5. Tell people about your blog. Shout it defiantly from the rooftops. Introduce yourself at parties in the following fashion: "Hello, I'm (insert witty blogging name here) from (insert witty blog title here). You can find me at (insert URL here). Don't walk away from me you (insert expletive here)." Enough of all that "I wanted to remain anonymous and keep my private life out of the public eye" business. If you're blogging about your private life, dumb-ass, then that's all a bit on the redundant side don't you think?

6. Draw. This one is hard. I can't even draw with a pencil and paper, even if the paper is transparent and there's a highly visible easy to follow work of art underneath. As if that wasn't hard enough, now it's all the rage to draw on your blog. I have yet to fathom how people do this with their computers. The mind boggles. And jigs about a little, but that's a separate issue. I'm going to have to omit this key rule exhibited finely here. This may be why I will never get any comments and he will get gazillions.
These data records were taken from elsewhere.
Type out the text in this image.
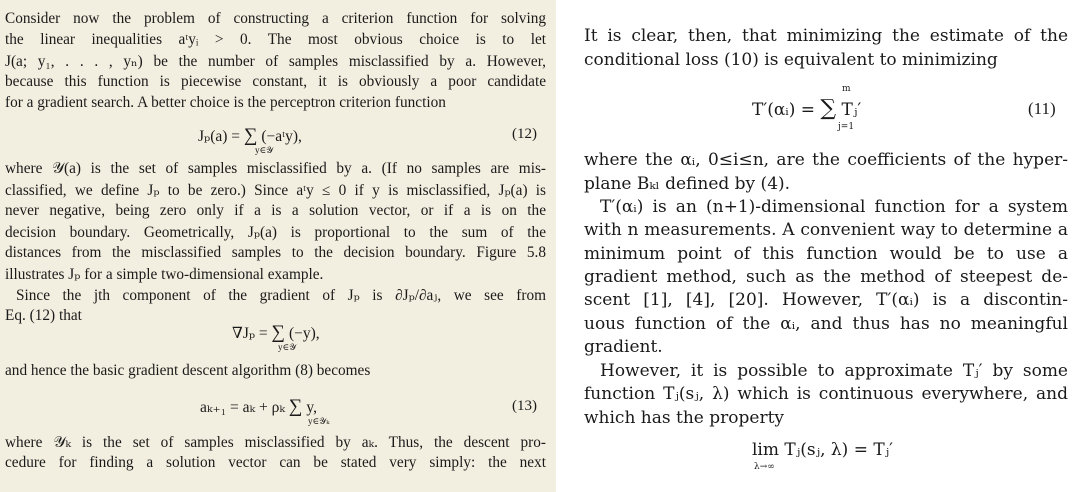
Consider now the problem of constructing a criterion function for solving
the linear inequalities aᵗyᵢ > 0. The most obvious choice is to let
J(a; y₁, . . . , yₙ) be the number of samples misclassified by a. However,
because this function is piecewise constant, it is obviously a poor candidate
for a gradient search. A better choice is the perceptron criterion function
Jₚ(a) = ∑ (−aᵗy),
y∈𝒴
(12)
where 𝒴(a) is the set of samples misclassified by a. (If no samples are mis-
classified, we define Jₚ to be zero.) Since aᵗy ≤ 0 if y is misclassified, Jₚ(a) is
never negative, being zero only if a is a solution vector, or if a is on the
decision boundary. Geometrically, Jₚ(a) is proportional to the sum of the
distances from the misclassified samples to the decision boundary. Figure 5.8
illustrates Jₚ for a simple two-dimensional example.
Since the jth component of the gradient of Jₚ is ∂Jₚ/∂aⱼ, we see from
Eq. (12) that
∇Jₚ = ∑ (−y),
y∈𝒴
and hence the basic gradient descent algorithm (8) becomes
aₖ₊₁ = aₖ + ρₖ ∑ y,
y∈𝒴ₖ
(13)
where 𝒴ₖ is the set of samples misclassified by aₖ. Thus, the descent pro-
cedure for finding a solution vector can be stated very simply: the next
It is clear, then, that minimizing the estimate of the
conditional loss (10) is equivalent to minimizing
T′(αᵢ) = ∑ Tⱼ′
m
j=1
(11)
where the αᵢ, 0≤i≤n, are the coefficients of the hyper-
plane Bₖₗ defined by (4).
T′(αᵢ) is an (n+1)-dimensional function for a system
with n measurements. A convenient way to determine a
minimum point of this function would be to use a
gradient method, such as the method of steepest de-
scent [1], [4], [20]. However, T′(αᵢ) is a discontin-
uous function of the αᵢ, and thus has no meaningful
gradient.
However, it is possible to approximate Tⱼ′ by some
function Tⱼ(sⱼ, λ) which is continuous everywhere, and
which has the property
lim Tⱼ(sⱼ, λ) = Tⱼ′
λ→∞
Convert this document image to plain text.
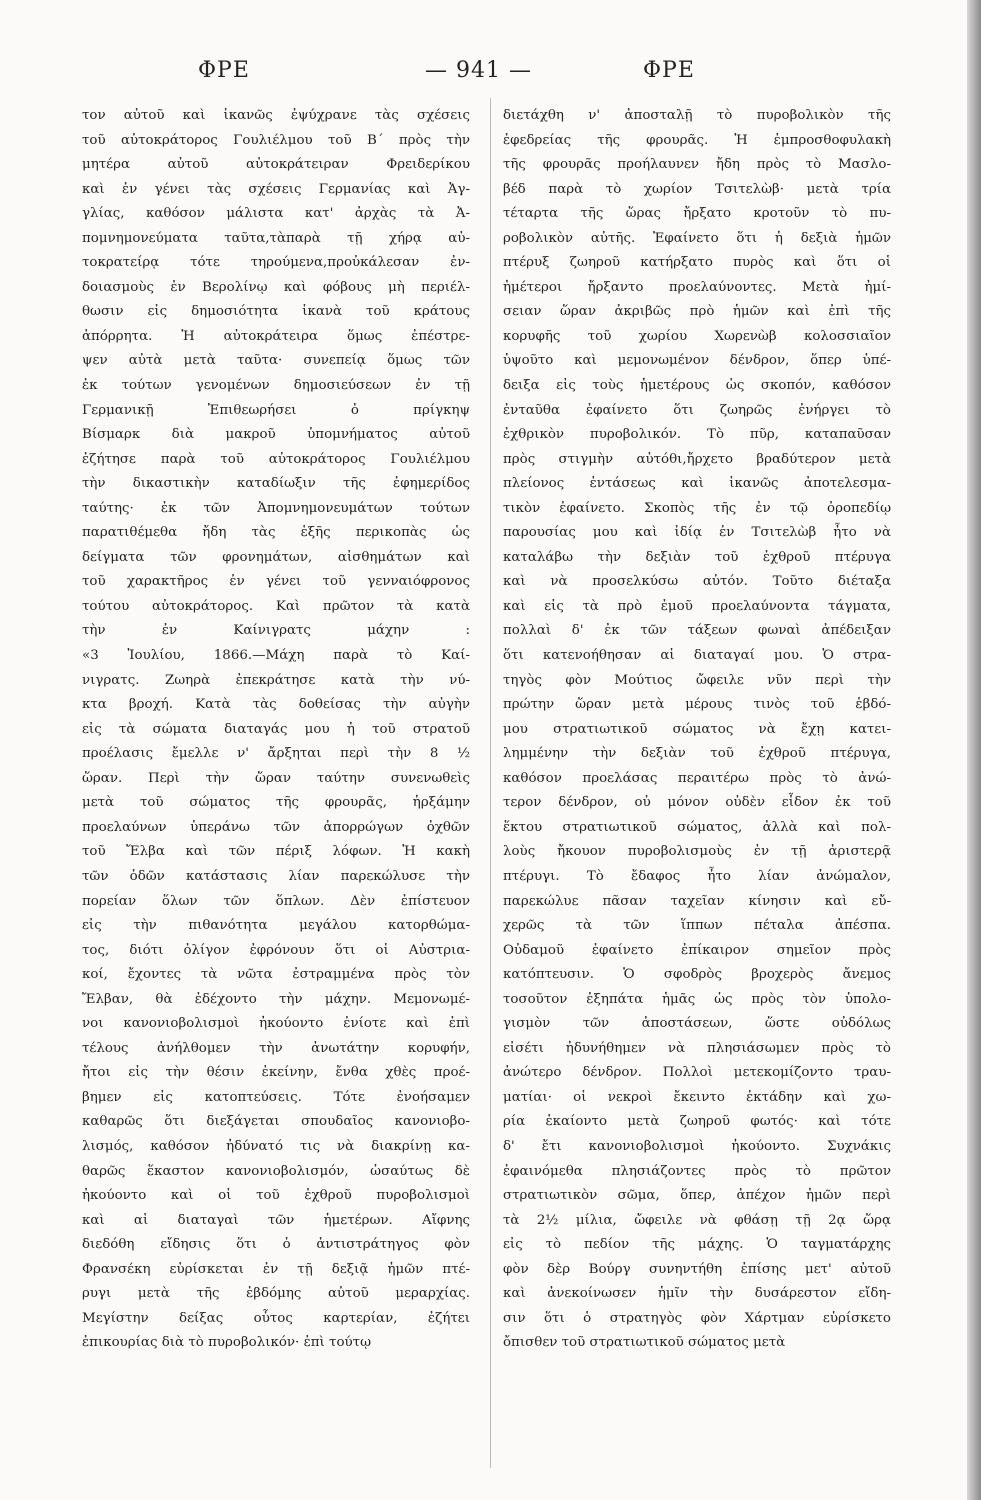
ΦΡΕ	— 941 —	ΦΡΕ
τον αὐτοῦ καὶ ἱκανῶς ἐψύχρανε τὰς σχέσεις
τοῦ αὐτοκράτορος Γουλιέλμου τοῦ Β΄ πρὸς τὴν
μητέρα αὐτοῦ αὐτοκράτειραν Φρειδερίκου
καὶ ἐν γένει τὰς σχέσεις Γερμανίας καὶ Ἀγ-
γλίας, καθόσον μάλιστα κατ' ἀρχὰς τὰ Ἀ-
πομνημονεύματα ταῦτα,τὰπαρὰ τῇ χήρᾳ αὐ-
τοκρατείρᾳ τότε τηρούμενα,προὐκάλεσαν ἐν-
δοιασμοὺς ἐν Βερολίνῳ καὶ φόβους μὴ περιέλ-
θωσιν εἰς δημοσιότητα ἱκανὰ τοῦ κράτους
ἀπόρρητα. Ἡ αὐτοκράτειρα ὅμως ἐπέστρε-
ψεν αὐτὰ μετὰ ταῦτα· συνεπείᾳ ὅμως τῶν
ἐκ τούτων γενομένων δημοσιεύσεων ἐν τῇ
Γερμανικῇ Ἐπιθεωρήσει ὁ πρίγκηψ
Βίσμαρκ διὰ μακροῦ ὑπομνήματος αὐτοῦ
ἐζήτησε παρὰ τοῦ αὐτοκράτορος Γουλιέλμου
τὴν δικαστικὴν καταδίωξιν τῆς ἐφημερίδος
ταύτης· ἐκ τῶν Ἀπομνημονευμάτων τούτων
παρατιθέμεθα ἤδη τὰς ἑξῆς περικοπὰς ὡς
δείγματα τῶν φρονημάτων, αἰσθημάτων καὶ
τοῦ χαρακτῆρος ἐν γένει τοῦ γενναιόφρονος
τούτου αὐτοκράτορος. Καὶ πρῶτον τὰ κατὰ
τὴν ἐν Καίνιγρατς μάχην :
«3 Ἰουλίου, 1866.—Μάχη παρὰ τὸ Καί-
νιγρατς. Ζωηρὰ ἐπεκράτησε κατὰ τὴν νύ-
κτα βροχή. Κατὰ τὰς δοθείσας τὴν αὐγὴν
εἰς τὰ σώματα διαταγάς μου ἡ τοῦ στρατοῦ
προέλασις ἔμελλε ν' ἄρξηται περὶ τὴν 8 ½
ὥραν. Περὶ τὴν ὥραν ταύτην συνενωθεὶς
μετὰ τοῦ σώματος τῆς φρουρᾶς, ἠρξάμην
προελαύνων ὑπεράνω τῶν ἀπορρώγων ὀχθῶν
τοῦ Ἔλβα καὶ τῶν πέριξ λόφων. Ἡ κακὴ
τῶν ὁδῶν κατάστασις λίαν παρεκώλυσε τὴν
πορείαν ὅλων τῶν ὅπλων. Δὲν ἐπίστευον
εἰς τὴν πιθανότητα μεγάλου κατορθώμα-
τος, διότι ὀλίγον ἐφρόνουν ὅτι οἱ Αὐστρια-
κοί, ἔχοντες τὰ νῶτα ἐστραμμένα πρὸς τὸν
Ἔλβαν, θὰ ἐδέχοντο τὴν μάχην. Μεμονωμέ-
νοι κανονιοβολισμοὶ ἠκούοντο ἐνίοτε καὶ ἐπὶ
τέλους ἀνήλθομεν τὴν ἀνωτάτην κορυφήν,
ἤτοι εἰς τὴν θέσιν ἐκείνην, ἔνθα χθὲς προέ-
βημεν εἰς κατοπτεύσεις. Τότε ἐνοήσαμεν
καθαρῶς ὅτι διεξάγεται σπουδαῖος κανονιοβο-
λισμός, καθόσον ἠδύνατό τις νὰ διακρίνῃ κα-
θαρῶς ἕκαστον κανονιοβολισμόν, ὡσαύτως δὲ
ἠκούοντο καὶ οἱ τοῦ ἐχθροῦ πυροβολισμοὶ
καὶ αἱ διαταγαὶ τῶν ἡμετέρων. Αἴφνης
διεδόθη εἴδησις ὅτι ὁ ἀντιστράτηγος φὸν
Φρανσέκη εὑρίσκεται ἐν τῇ δεξιᾷ ἡμῶν πτέ-
ρυγι μετὰ τῆς ἑβδόμης αὐτοῦ μεραρχίας.
Μεγίστην δείξας οὗτος καρτερίαν, ἐζήτει
ἐπικουρίας διὰ τὸ πυροβολικόν· ἐπὶ τούτῳ
διετάχθη ν' ἀποσταλῇ τὸ πυροβολικὸν τῆς
ἐφεδρείας τῆς φρουρᾶς. Ἡ ἐμπροσθοφυλακὴ
τῆς φρουρᾶς προήλαυνεν ἤδη πρὸς τὸ Μασλο-
βέδ παρὰ τὸ χωρίον Τσιτελὼβ· μετὰ τρία
τέταρτα τῆς ὥρας ἤρξατο κροτοῦν τὸ πυ-
ροβολικὸν αὐτῆς. Ἐφαίνετο ὅτι ἡ δεξιὰ ἡμῶν
πτέρυξ ζωηροῦ κατήρξατο πυρὸς καὶ ὅτι οἱ
ἡμέτεροι ἤρξαντο προελαύνοντες. Μετὰ ἡμί-
σειαν ὥραν ἀκριβῶς πρὸ ἡμῶν καὶ ἐπὶ τῆς
κορυφῆς τοῦ χωρίου Χωρενὼβ κολοσσιαῖον
ὑψοῦτο καὶ μεμονωμένον δένδρον, ὅπερ ὑπέ-
δειξα εἰς τοὺς ἡμετέρους ὡς σκοπόν, καθόσον
ἐνταῦθα ἐφαίνετο ὅτι ζωηρῶς ἐνήργει τὸ
ἐχθρικὸν πυροβολικόν. Τὸ πῦρ, καταπαῦσαν
πρὸς στιγμὴν αὐτόθι,ἤρχετο βραδύτερον μετὰ
πλείονος ἐντάσεως καὶ ἱκανῶς ἀποτελεσμα-
τικὸν ἐφαίνετο. Σκοπὸς τῆς ἐν τῷ ὀροπεδίῳ
παρουσίας μου καὶ ἰδίᾳ ἐν Τσιτελὼβ ἦτο νὰ
καταλάβω τὴν δεξιὰν τοῦ ἐχθροῦ πτέρυγα
καὶ νὰ προσελκύσω αὐτόν. Τοῦτο διέταξα
καὶ εἰς τὰ πρὸ ἐμοῦ προελαύνοντα τάγματα,
πολλαὶ δ' ἐκ τῶν τάξεων φωναὶ ἀπέδειξαν
ὅτι κατενοήθησαν αἱ διαταγαί μου. Ὁ στρα-
τηγὸς φὸν Μούτιος ὤφειλε νῦν περὶ τὴν
πρώτην ὥραν μετὰ μέρους τινὸς τοῦ ἑβδό-
μου στρατιωτικοῦ σώματος νὰ ἔχῃ κατει-
λημμένην τὴν δεξιὰν τοῦ ἐχθροῦ πτέρυγα,
καθόσον προελάσας περαιτέρω πρὸς τὸ ἀνώ-
τερον δένδρον, οὐ μόνον οὐδὲν εἶδον ἐκ τοῦ
ἕκτου στρατιωτικοῦ σώματος, ἀλλὰ καὶ πολ-
λοὺς ἤκουον πυροβολισμοὺς ἐν τῇ ἀριστερᾷ
πτέρυγι. Τὸ ἔδαφος ἦτο λίαν ἀνώμαλον,
παρεκώλυε πᾶσαν ταχεῖαν κίνησιν καὶ εὔ-
χερῶς τὰ τῶν ἵππων πέταλα ἀπέσπα.
Οὐδαμοῦ ἐφαίνετο ἐπίκαιρον σημεῖον πρὸς
κατόπτευσιν. Ὁ σφοδρὸς βροχερὸς ἄνεμος
τοσοῦτον ἐξηπάτα ἡμᾶς ὡς πρὸς τὸν ὑπολο-
γισμὸν τῶν ἀποστάσεων, ὥστε οὐδόλως
εἰσέτι ἠδυνήθημεν νὰ πλησιάσωμεν πρὸς τὸ
ἀνώτερο δένδρον. Πολλοὶ μετεκομίζοντο τραυ-
ματίαι· οἱ νεκροὶ ἔκειντο ἐκτάδην καὶ χω-
ρία ἐκαίοντο μετὰ ζωηροῦ φωτός· καὶ τότε
δ' ἔτι κανονιοβολισμοὶ ἠκούοντο. Συχνάκις
ἐφαινόμεθα πλησιάζοντες πρὸς τὸ πρῶτον
στρατιωτικὸν σῶμα, ὅπερ, ἀπέχον ἡμῶν περὶ
τὰ 2½ μίλια, ὤφειλε νὰ φθάσῃ τῇ 2ᾳ ὥρᾳ
εἰς τὸ πεδίον τῆς μάχης. Ὁ ταγματάρχης
φὸν δὲρ Βούργ συνηντήθη ἐπίσης μετ' αὐτοῦ
καὶ ἀνεκοίνωσεν ἡμῖν τὴν δυσάρεστον εἴδη-
σιν ὅτι ὁ στρατηγὸς φὸν Χάρτμαν εὑρίσκετο
ὄπισθεν τοῦ στρατιωτικοῦ σώματος μετὰ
That's all for now folks. Just a few simple rules and you too can be a Successful Blogger. Unlike me. Sigh... (When all else fails, just look for sympathy and talk about being sad and alone and angst-ridden in general. The people who read blogs are a morbidly depressed lot really and like to Identify with other Blue People.)

Wednesday, January 17, 2007

the leaving train

There's a moment for leaving, that moment when, if you just turn and exit, you can accomplish a clean cut. I somehow always miss that point. As a result, I'm left with jagged, stuttering endings and overlaps, and frayed memories that sully my pasts. I've missed a leaving train more than once in my life, and had to hitch a ride out. And that, I've found, is not always the quickest way away.

Tuesday, January 09, 2007

P.S.

Clearly I was technologically savvy at 12 and hip to the Atari groove (I have subsequently discovered that this is what I was trying to spell). Other choice entries to come soon where I become obsessed with Mass and Peter Buckley.

Diary entry: 9/1/1987

Today I went to Anita's. We played computer games. The first one was called Aviards or Anvacards or something. If you got 2,100 points you wrote your name up on a kind of list. Anita wrote Anita but then changed it to Nits because that is her Nicname.

Tuesday, January 02, 2007

Adios dos mil seis

This time last year I was living in an apartment on calle Mexico in a city that was my home on the other side of the world. I had not met Lars, nor Diego, nor Raphael. My left knee still didn't work properly and I had yet to be referred to as 'all legs' by a gentleman who saw me in my first real high heels. I had not been to Africa. I had never dived into water and I did not know the word stridulate. Now I know the sound a cicada makes and how to make mince pies. This time last year, I didn't even know I ever would.